I'm not saying that but again, this book is written with specific politics in mind, and with real-life groups of people in mind too, this book and the writer of this book, advocates the murder, the genocide, of real-life people, sure he exaggerated them to all hell and back but that's the point, a lot of white supremacists tend to characterize and dehumanize people they don't like, and this writer is a white supremacist, not just a white supremacist but an extreme white supremacist at that, given he clearly states that the only way his supposed 'perfect' society can be created is the complete and total genocide of most of humanity... all real-life groups of people, IE not fictional at all.

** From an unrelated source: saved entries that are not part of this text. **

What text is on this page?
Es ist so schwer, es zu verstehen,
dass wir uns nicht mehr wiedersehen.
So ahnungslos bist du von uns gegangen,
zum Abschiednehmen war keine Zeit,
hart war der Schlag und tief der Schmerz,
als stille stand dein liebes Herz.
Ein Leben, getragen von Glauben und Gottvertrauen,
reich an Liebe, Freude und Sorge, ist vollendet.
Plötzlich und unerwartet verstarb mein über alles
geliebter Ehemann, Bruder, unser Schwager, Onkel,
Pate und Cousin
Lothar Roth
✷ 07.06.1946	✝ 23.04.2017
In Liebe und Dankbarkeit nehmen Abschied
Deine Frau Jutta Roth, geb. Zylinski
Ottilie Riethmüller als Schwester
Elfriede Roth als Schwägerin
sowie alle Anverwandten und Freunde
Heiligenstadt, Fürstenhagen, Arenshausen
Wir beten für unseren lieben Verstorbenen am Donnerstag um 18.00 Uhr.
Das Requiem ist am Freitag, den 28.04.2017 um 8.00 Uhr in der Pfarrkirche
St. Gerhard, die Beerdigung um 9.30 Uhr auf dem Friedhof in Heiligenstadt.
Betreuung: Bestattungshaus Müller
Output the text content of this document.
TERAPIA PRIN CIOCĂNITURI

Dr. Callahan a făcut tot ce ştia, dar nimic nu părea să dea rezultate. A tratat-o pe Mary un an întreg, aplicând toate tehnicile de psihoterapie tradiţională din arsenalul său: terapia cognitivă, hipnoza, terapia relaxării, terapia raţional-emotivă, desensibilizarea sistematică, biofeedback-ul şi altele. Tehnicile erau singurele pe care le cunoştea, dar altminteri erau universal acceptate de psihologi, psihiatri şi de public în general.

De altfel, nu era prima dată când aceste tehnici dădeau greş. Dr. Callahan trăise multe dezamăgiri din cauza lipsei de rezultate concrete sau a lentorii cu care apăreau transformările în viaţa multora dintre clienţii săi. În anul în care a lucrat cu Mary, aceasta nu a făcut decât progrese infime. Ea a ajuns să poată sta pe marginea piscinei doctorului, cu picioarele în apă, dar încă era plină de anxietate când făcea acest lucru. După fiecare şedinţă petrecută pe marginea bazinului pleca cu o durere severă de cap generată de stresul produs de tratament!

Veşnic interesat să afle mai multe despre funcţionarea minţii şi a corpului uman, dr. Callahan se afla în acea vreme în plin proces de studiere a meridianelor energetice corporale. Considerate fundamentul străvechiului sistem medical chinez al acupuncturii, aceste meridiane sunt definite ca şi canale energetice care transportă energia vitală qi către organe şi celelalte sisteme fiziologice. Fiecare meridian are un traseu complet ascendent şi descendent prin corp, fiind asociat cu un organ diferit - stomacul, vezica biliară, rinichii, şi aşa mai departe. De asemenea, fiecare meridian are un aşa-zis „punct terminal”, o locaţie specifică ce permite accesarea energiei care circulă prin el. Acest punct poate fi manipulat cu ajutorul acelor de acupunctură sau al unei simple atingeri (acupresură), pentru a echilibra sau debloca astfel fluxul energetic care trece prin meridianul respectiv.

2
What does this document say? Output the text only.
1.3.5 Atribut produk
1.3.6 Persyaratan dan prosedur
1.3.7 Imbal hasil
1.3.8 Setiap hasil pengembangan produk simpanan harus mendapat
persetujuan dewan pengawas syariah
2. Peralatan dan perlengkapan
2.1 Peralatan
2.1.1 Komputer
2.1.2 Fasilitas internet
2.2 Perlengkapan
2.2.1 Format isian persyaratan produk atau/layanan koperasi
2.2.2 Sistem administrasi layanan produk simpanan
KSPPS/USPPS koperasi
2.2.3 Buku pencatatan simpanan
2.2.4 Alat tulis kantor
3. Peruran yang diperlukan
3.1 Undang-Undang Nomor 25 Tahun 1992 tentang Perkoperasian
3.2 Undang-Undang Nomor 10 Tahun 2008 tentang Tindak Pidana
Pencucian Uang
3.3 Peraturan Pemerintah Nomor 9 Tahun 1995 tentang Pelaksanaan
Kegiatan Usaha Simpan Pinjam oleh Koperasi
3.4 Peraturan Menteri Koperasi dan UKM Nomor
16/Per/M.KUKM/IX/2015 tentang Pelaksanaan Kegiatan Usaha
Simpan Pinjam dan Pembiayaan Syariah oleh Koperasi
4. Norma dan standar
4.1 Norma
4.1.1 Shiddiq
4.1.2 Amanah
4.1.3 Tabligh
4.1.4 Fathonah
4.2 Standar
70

No, I mention because Timothy McVeigh was inspired by it and the book described an event very similar to what happened in the real world...
"As he drove toward the Murrah Federal Building in the Ryder truck, McVeigh carried with him an envelope containing pages from The Turner Diaries – a fictional account of white supremacists who ignite a revolution by blowing up the FBI headquarters at 9:15 one morning using a truck bomb." - from Wikipedia article on the event. Very curious why McVeigh would take pages of the book with him when he did his attack.
It might have been Feds planting evidence trying to deter attention away from Waco. These are the same people who have, time and time again played dirty to advance an neoliberal capitalist agenda.
Besides McVeigh's anger for the government came from how he was treated in the military and after, not from overtly racial reasons.
There's a difference between ideas that makes sense but I don't agree with and an ideology born from outright genocidal psychosis, which is exactly what this book is.